The effectiveness of strategies for treatment of the altered static lung volume and against the development of bronchial hyperreactivity (BHR) following a left ventricular dysfunction (LVD) induced by myocardial ischaemia was investigated in a rat model of sustained postcapillary pulmonary hypertension.


Airway resistance (Raw) was identified from the respiratory system input impedance (Zrs) in four groups of rats. End-expiratory lung volume (EELV) was determined plethysmographically, and Zrs was measured under baseline conditions and following iv infusions of 2, 6 or 18 μg/kg/min methacholine. Sham surgery was performed in the rats in Group C, while the left interventricular coronary artery was ligated and Zrs and its changes following identical methacholine challenges were reassessed in the same rats 8 weeks later, during which no treatment was applied (Group I), or the animals were treated daily with a combination of an angiotensin enzyme converter inhibitor and a diuretic (enalapril and furosemide, Group IE), or a calcium channel blocker (diltiazem, Group ID). The equivalent dose of methacholine causing a 100% increase in Raw (ED50) was determined in each group. Diastolic pulmonary arterial pressure (PapD) was assessed by introducing a catheter into the pulmonary artery.
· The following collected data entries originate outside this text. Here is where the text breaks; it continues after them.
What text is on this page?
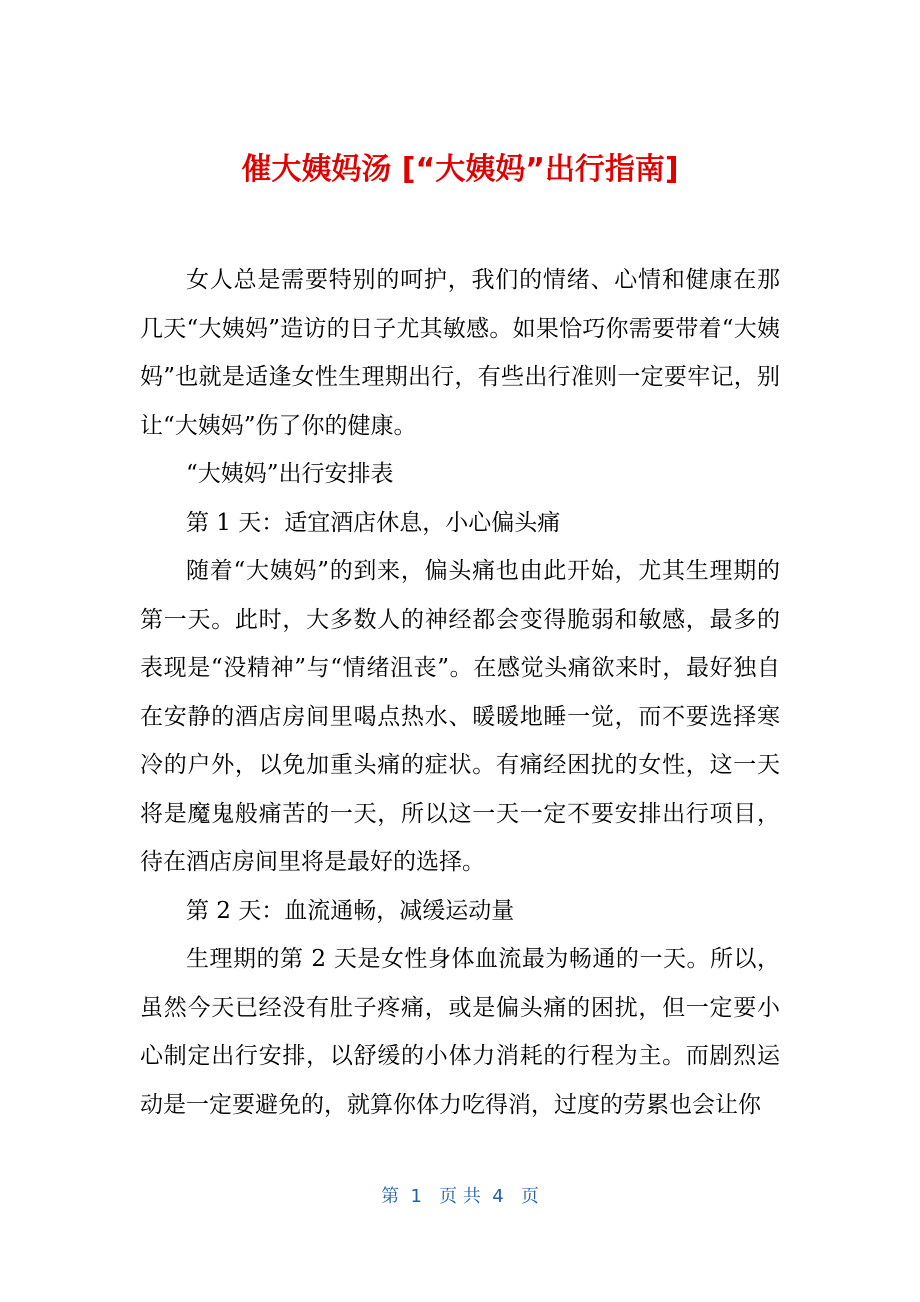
催大姨妈汤 [“大姨妈”出行指南]

女人总是需要特别的呵护，我们的情绪、心情和健康在那几天“大姨妈”造访的日子尤其敏感。如果恰巧你需要带着“大姨妈”也就是适逢女性生理期出行，有些出行准则一定要牢记，别让“大姨妈”伤了你的健康。

“大姨妈”出行安排表

第 1 天：适宜酒店休息，小心偏头痛

随着“大姨妈”的到来，偏头痛也由此开始，尤其生理期的第一天。此时，大多数人的神经都会变得脆弱和敏感，最多的表现是“没精神”与“情绪沮丧”。在感觉头痛欲来时，最好独自在安静的酒店房间里喝点热水、暖暖地睡一觉，而不要选择寒冷的户外，以免加重头痛的症状。有痛经困扰的女性，这一天将是魔鬼般痛苦的一天，所以这一天一定不要安排出行项目，待在酒店房间里将是最好的选择。

第 2 天：血流通畅，减缓运动量

生理期的第 2 天是女性身体血流最为畅通的一天。所以，虽然今天已经没有肚子疼痛，或是偏头痛的困扰，但一定要小心制定出行安排，以舒缓的小体力消耗的行程为主。而剧烈运动是一定要避免的，就算你体力吃得消，过度的劳累也会让你

第  1   页 共  4   页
The sustained presence of a LVD increased PapD in all groups of rats, with variable but significant elevations in Groups I (p = 0.004), ID (p = 0.013) and IE (p = 0.006). A LVD for 8 weeks induced no changes in baseline Raw but elevated the EELV independently of the treatments. In Group I, BHR consistently developed following the LVD, with a significant decrease in ED50 from 10.0 ± 2.5 to 6.9 ± 2.5 μg/kg/min (p = 0.006). The BHR was completely abolished in both Groups ID and IE, with no changes in ED50 (9.5 ± 3.6 vs. 10.7 ± 4.7, p = 0.33 and 10.6 ± 2.1 vs. 9.8 ± 3.5 μg/kg/min p = 0.56, respectively).


These findings suggest that a LVD following coronary ischaemia consistently induces BHR. The more consistent efficacy of both treatment strategies in preventing BHR than in treating the adverse pulmonary vascular consequences suggests the benefit of both calcium channel blockade and ACE inhibition to counteract the airway susceptibility following a LVD.